Doughnut-shaped region thousands of mile below Earth’s surface stuns scientists

In a groundbreaking discovery, researchers from the Australian National University (ANU) have discovered a doughnut-shaped region located thousands of miles beneath our feet, within the Earth’s liquid core.

It is likely to revolutionize our understanding of the Earth’s magnetic field and its significance for life on Earth. The ANU seismologists reveal that this structure within the Earth’s liquid core is exclusively found at low latitudes, positioned parallel to the equator.

The newly discovered doughnut-shaped region sits at the top of the Earth’s outer core, precisely where the liquid core meets the mantle (the layer that surrounds the Earth’s core). The researchers made the discovery through a novel approach to seismic wave analysis.

Seismic waves reveal hidden doughnut-shaped structures in Earth’s outer core

ANU geophysicist and co-author Professor Hrvoje Tkalčić noted that the seismic waves propagate more slowly through the newly identified structure compared to the rest of the liquid outer core.

“The region sits parallel to the equatorial plane, is confined to the low latitudes and has a doughnut shape. We don’t know the exact thickness of the doughnut, but we inferred that it reaches a few hundred kilometers beneath the core-mantle boundary,” he said .

The ANU researchers analyzed the similarities between waveforms many hours after the occurrence of earthquakes , which led them to make this unique discovery.

Professor Tkalčić elaborated that by comprehending the geometry of the wave paths and how they traverse the outer core’s volume, researchers can reconstruct their travel times through the Earth, confirming that the newly discovered region exhibits low seismic velocities.

Deepen our understanding of the magnetic field

The professor added that this peculiar structure remained undetected until now because previous studies collected data with less volumetric coverage of the outer core, typically observing waves confined within one hour after the origin times of large earthquakes.

“We were able to achieve much better volumetric coverage because we studied the reverberating waves for many hours after large earthquakes,” he explained .

Dr.
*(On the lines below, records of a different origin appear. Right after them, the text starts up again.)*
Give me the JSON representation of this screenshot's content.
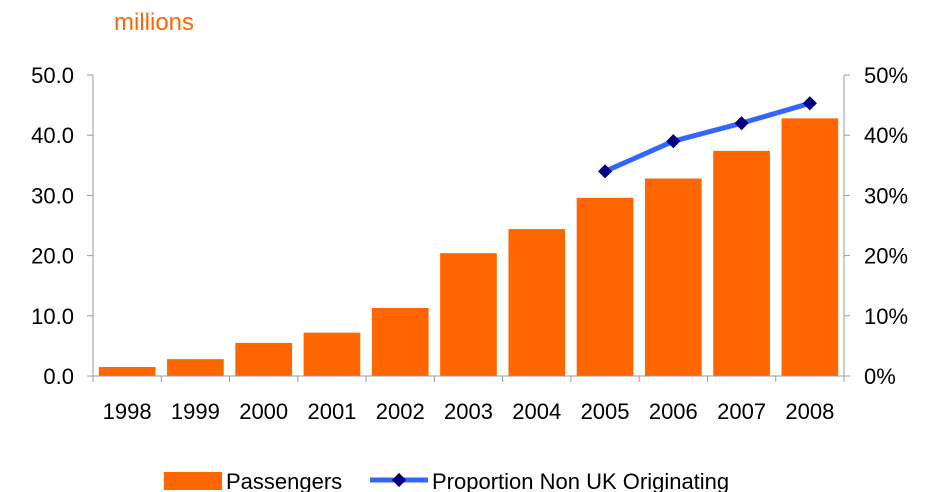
{
  "chart_data": {
    "type": "bar",
    "unit_label": "millions",
    "categories": [
      "1998",
      "1999",
      "2000",
      "2001",
      "2002",
      "2003",
      "2004",
      "2005",
      "2006",
      "2007",
      "2008"
    ],
    "series": [
      {
        "name": "Passengers",
        "type": "bar",
        "axis": "left",
        "values": [
          1.5,
          2.8,
          5.5,
          7.2,
          11.3,
          20.4,
          24.4,
          29.6,
          32.8,
          37.4,
          42.8
        ]
      },
      {
        "name": "Proportion Non UK Originating",
        "type": "line",
        "axis": "right",
        "values": [
          null,
          null,
          null,
          null,
          null,
          null,
          null,
          34,
          39,
          42,
          45.3
        ]
      }
    ],
    "y_left": {
      "min": 0,
      "max": 50,
      "ticks": [
        "0.0",
        "10.0",
        "20.0",
        "30.0",
        "40.0",
        "50.0"
      ]
    },
    "y_right": {
      "min": 0,
      "max": 50,
      "ticks": [
        "0%",
        "10%",
        "20%",
        "30%",
        "40%",
        "50%"
      ]
    },
    "legend_position": "bottom",
    "grid": false,
    "colors": {
      "bar": "#ff6600",
      "line": "#3366ff",
      "marker": "#000080",
      "unit_label": "#ff6600",
      "axis": "#999999"
    }
  }
}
Xiaolong Ma, the co-author of the study, noted that there are still mysteries about the Earth’s outer core that are yet to be solved. They require multidisciplinary efforts from seismology, mineral physics, geomagnetism, and geodynamics.

The researchers also believe their findings are intriguing because this low velocity within the liquid core suggests a high concentration of light chemical elements in these regions, causing the seismic waves to slow down. These light elements, along with temperature differences, contribute to stirring the liquid in the outer core.
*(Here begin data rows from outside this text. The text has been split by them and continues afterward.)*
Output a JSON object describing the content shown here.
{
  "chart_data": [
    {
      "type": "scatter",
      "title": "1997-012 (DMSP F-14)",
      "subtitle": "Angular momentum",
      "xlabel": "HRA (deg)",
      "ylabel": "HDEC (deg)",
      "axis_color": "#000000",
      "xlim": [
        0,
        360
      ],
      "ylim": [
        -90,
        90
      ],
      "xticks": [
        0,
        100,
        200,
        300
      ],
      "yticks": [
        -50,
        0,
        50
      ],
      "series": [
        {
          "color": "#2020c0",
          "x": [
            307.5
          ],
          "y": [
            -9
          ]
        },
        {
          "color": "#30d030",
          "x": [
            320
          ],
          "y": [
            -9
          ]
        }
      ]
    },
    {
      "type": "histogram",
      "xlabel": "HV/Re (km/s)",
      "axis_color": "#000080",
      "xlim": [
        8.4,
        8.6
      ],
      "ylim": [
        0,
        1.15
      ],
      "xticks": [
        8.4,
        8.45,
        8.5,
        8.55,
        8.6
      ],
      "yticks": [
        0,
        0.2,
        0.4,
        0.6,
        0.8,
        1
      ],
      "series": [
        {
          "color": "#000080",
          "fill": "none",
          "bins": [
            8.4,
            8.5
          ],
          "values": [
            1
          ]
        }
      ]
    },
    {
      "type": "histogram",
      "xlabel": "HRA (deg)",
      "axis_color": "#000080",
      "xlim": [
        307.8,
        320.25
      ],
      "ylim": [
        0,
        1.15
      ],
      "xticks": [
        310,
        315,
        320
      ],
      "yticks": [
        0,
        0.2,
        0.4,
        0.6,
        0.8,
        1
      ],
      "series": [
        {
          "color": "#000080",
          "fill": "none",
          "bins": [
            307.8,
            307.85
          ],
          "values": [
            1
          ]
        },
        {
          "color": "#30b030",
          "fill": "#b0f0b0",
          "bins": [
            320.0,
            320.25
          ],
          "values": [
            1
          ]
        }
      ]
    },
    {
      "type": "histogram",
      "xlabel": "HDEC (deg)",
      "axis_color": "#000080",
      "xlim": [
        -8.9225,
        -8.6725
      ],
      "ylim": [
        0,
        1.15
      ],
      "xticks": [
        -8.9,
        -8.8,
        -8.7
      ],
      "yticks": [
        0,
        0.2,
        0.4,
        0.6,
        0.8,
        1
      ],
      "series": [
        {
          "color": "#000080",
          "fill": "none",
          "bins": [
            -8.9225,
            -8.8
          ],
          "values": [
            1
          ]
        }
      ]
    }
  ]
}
They further explain that understanding the Earth’s outer core composition, particularly the presence of light chemical elements, is crucial for comprehending the magnetic field and predicting its potential weakening.

The researchers conclude by emphasizing that the magnetic field is a fundamental element necessary for sustaining life on the surface of our planet.

They share that the the dynamics of Earth’s magnetic field is an area of strong interest in the scientific community, and these results could promote further research into the magnetic field on both Earth and other planets.